H. Set Merging
time limit per test
4 seconds
memory limit per test
256 megabytes
standard input
standard output

You are given a permutation $$$a_1, a_2, \dots, a_n$$$ of numbers from $$$1$$$ to $$$n$$$. Also, you have $$$n$$$ sets $$$S_1,S_2,\dots, S_n$$$, where $$$S_i=\{a_i\}$$$. Lastly, you have a variable $$$cnt$$$, representing the current number of sets.

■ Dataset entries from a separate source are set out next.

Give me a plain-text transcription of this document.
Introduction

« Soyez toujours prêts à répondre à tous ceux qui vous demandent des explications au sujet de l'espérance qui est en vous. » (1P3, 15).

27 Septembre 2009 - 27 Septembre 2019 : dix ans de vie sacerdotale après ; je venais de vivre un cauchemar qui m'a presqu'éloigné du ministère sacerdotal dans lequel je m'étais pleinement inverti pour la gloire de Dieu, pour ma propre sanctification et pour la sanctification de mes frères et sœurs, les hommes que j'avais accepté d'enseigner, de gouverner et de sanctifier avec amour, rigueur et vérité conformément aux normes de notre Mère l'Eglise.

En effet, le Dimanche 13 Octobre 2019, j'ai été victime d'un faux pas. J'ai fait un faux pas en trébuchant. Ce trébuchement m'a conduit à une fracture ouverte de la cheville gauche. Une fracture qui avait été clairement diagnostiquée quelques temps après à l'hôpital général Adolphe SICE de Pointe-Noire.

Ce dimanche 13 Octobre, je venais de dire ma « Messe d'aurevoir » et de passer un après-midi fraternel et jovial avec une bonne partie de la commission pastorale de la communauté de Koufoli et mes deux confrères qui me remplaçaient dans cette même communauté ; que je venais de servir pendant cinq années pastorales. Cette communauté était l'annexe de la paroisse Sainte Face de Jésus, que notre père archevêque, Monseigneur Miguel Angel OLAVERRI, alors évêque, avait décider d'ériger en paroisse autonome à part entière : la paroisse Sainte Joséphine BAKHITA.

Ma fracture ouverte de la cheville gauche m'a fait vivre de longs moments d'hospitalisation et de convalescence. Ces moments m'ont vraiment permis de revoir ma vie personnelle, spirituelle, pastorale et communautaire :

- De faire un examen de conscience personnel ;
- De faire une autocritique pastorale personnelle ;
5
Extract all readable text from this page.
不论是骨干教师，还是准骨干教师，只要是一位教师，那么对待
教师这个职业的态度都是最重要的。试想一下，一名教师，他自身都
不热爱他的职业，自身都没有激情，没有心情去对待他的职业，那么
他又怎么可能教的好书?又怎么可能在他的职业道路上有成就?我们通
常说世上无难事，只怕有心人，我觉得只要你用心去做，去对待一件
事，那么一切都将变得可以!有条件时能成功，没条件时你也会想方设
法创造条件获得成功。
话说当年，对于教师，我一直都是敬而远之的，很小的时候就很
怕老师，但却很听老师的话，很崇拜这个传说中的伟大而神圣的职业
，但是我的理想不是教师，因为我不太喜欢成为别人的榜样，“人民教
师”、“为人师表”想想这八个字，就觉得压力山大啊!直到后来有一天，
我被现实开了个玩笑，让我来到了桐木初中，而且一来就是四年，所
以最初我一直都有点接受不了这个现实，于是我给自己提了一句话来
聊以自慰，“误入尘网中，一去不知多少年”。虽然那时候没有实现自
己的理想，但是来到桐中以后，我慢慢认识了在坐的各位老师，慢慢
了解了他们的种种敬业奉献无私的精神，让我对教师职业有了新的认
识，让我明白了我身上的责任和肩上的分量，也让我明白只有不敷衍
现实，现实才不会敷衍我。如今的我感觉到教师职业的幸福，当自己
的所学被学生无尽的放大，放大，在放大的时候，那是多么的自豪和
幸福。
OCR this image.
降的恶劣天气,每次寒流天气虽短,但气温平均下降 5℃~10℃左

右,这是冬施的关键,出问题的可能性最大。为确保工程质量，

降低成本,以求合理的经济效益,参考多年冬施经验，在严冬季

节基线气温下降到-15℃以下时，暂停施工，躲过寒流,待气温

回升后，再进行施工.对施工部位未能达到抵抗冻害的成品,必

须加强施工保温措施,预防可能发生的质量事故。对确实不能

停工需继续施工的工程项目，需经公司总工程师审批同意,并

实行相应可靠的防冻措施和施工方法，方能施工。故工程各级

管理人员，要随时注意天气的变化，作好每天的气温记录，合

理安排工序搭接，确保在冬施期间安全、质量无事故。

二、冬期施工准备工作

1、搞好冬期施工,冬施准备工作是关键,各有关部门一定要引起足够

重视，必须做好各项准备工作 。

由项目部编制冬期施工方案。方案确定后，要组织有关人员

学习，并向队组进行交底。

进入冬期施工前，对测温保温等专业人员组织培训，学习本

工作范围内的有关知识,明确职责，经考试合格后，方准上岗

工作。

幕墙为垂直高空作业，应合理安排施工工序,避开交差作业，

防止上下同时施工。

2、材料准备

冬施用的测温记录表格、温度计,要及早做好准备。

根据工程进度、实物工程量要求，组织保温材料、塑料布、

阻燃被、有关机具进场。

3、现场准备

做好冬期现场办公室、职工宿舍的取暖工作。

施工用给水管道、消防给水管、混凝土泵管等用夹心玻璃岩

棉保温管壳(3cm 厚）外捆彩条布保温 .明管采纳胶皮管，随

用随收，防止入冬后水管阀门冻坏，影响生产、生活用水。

Initially, $$$cnt = n$$$.

We define two kinds of functions on sets:

$$$f(S)=\min\limits_{u\in S} u$$$;

$$$g(S)=\max\limits_{u\in S} u$$$.

You can obtain a new set by merging two sets $$$A$$$ and $$$B$$$, if they satisfy $$$g(A)<f(B)$$$ (Notice that the old sets do not disappear).

Formally, you can perform the following sequence of operations:

  • $$$cnt\gets cnt+1$$$;

  • $$$S_{cnt}=S_u\cup S_v$$$, you are free to choose $$$u$$$ and $$$v$$$ for which $$$1\le u, v < cnt$$$ and which satisfy $$$g(S_u)<f(S_v)$$$.

You are required to obtain some specific sets.

There are $$$q$$$ requirements, each of which contains two integers $$$l_i$$$,$$$r_i$$$, which means that there must exist a set $$$S_{k_i}$$$ ($$$k_i$$$ is the ID of the set, you should determine it) which equals $$$\{a_u\mid l_i\leq u\leq r_i\}$$$, which is, the set consisting of all $$$a_i$$$ with indices between $$$l_i$$$ and $$$r_i$$$.

In the end you must ensure that $$$cnt\leq 2.2\times 10^6$$$. Note that you don't have to minimize $$$cnt$$$. It is guaranteed that a solution under given constraints exists.


The first line contains two integers $$$n,q$$$ $$$(1\leq n \leq 2^{12},1 \leq q \leq 2^{16})$$$  — the length of the permutation and the number of needed sets correspondently.

The next line consists of $$$n$$$ integers $$$a_1,a_2,\cdots, a_n$$$ ($$$1\leq a_i\leq n$$$, $$$a_i$$$ are pairwise distinct)  — given permutation.

$$$i$$$-th of the next $$$q$$$ lines contains two integers $$$l_i,r_i$$$ $$$(1\leq l_i\leq r_i\leq n)$$$, describing a requirement of the $$$i$$$-th set.


It is guaranteed that a solution under given constraints exists.

The first line should contain one integer $$$cnt_E$$$ $$$(n\leq cnt_E\leq 2.2\times 10^6)$$$, representing the number of sets after all operations.

$$$cnt_E-n$$$ lines must follow, each line should contain two integers $$$u$$$, $$$v$$$ ($$$1\leq u, v\leq cnt'$$$, where $$$cnt'$$$ is the value of $$$cnt$$$ before this operation), meaning that you choose $$$S_u$$$, $$$S_v$$$ and perform a merging operation. In an operation, $$$g(S_u)<f(S_v)$$$ must be satisfied.

The last line should contain $$$q$$$ integers $$$k_1,k_2,\cdots,k_q$$$ $$$(1\leq k_i\leq cnt_E)$$$, representing that set $$$S_{k_i}$$$ is the $$$i$$$th required set.

Please notice the large amount of output.

3 2
1 3 2
2 3
1 3
3 2
1 3
5 2
4 6 
2 4
2 1
1 2
1 2
1 2
1 1
2 1
2 1
2 1
5 3 3 1

In the first sample:

We have $$$S_1=\{1\},S_2=\{3\},S_3=\{2\}$$$ initially.

In the first operation, because $$$g(S_3)=2<f(S_2)=3$$$, we can merge $$$S_3,S_2$$$ into $$$S_4=\{2,3\}$$$.

In the second operation, because $$$g(S_1)=1<f(S_3)=2$$$, we can merge $$$S_1,S_3$$$ into $$$S_5=\{1,2\}$$$.

In the third operation, because $$$g(S_5)=2<f(S_2)=3$$$, we can merge $$$S_5,S_2$$$ into $$$S_6=\{1,2,3\}$$$.

For the first requirement, $$$S_4=\{2,3\}=\{a_2,a_3\}$$$, satisfies it, thus $$$k_1=4$$$.

For the second requirement, $$$S_6=\{1,2,3\}=\{a_1,a_2,a_3\}$$$, satisfies it, thus $$$k_2=6$$$

Notice that unused sets, identical sets, outputting the same set multiple times, and using sets that are present initially are all allowed.